Schon im ersten Schlichtungsgespräch mit Vermittler Heiner Geissler machten die Gegner von Stuttgart 21 klar, dass sie gegen einen weiteren Ausbau des ICE-Netzes sind, weil diese Strecken in den meisten Fällen vom Güterverkehr gar nicht genutzt werden können.
ICE-Strecken - nicht für Güterzüge
Die Steigungen auf den Hochgeschwindigkeitsstrecken, die ICE-Züge dank „Anlauf“ spielend überwinden, sind für schwere Güterzüge nicht oder nur schlecht zu nehmen.
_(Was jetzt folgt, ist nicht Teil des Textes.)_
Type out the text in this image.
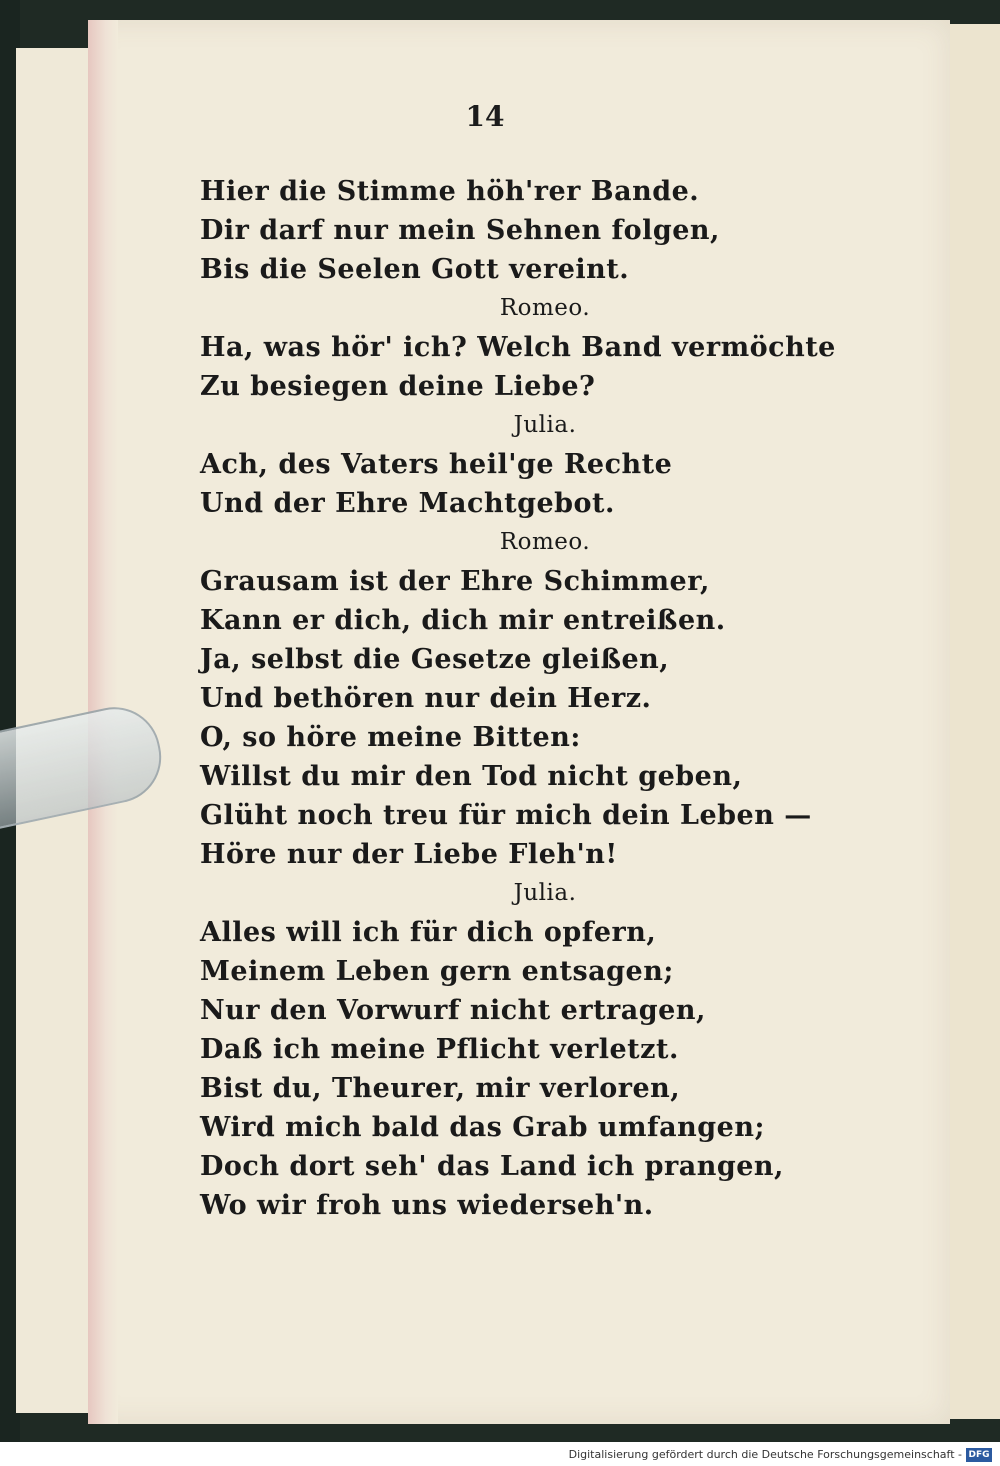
14
Hier die Stimme höh'rer Bande.
Dir darf nur mein Sehnen folgen,
Bis die Seelen Gott vereint.
Romeo.
Ha, was hör' ich? Welch Band vermöchte
Zu besiegen deine Liebe?
Julia.
Ach, des Vaters heil'ge Rechte
Und der Ehre Machtgebot.
Romeo.
Grausam ist der Ehre Schimmer,
Kann er dich, dich mir entreißen.
Ja, selbst die Gesetze gleißen,
Und bethören nur dein Herz.
O, so höre meine Bitten:
Willst du mir den Tod nicht geben,
Glüht noch treu für mich dein Leben —
Höre nur der Liebe Fleh'n!
Julia.
Alles will ich für dich opfern,
Meinem Leben gern entsagen;
Nur den Vorwurf nicht ertragen,
Daß ich meine Pflicht verletzt.
Bist du, Theurer, mir verloren,
Wird mich bald das Grab umfangen;
Doch dort seh' das Land ich prangen,
Wo wir froh uns wiederseh'n.
Digitalisierung gefördert durch die Deutsche Forschungsgemeinschaft - DFG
Verordnet wird der Deutschen Bahn von den Stuttgart 21-Gegnern stattdessen eine schweizerische Lösung: Begradigungen von alten kurvenreichen Strecken und – wo nötig - der Einsatz von Neigezügen. Auch solche Massnahmen brächten grosse Fahrzeitgewinne. Oft fast ebenso grosse wie der Bau neuer ICE-Strecken.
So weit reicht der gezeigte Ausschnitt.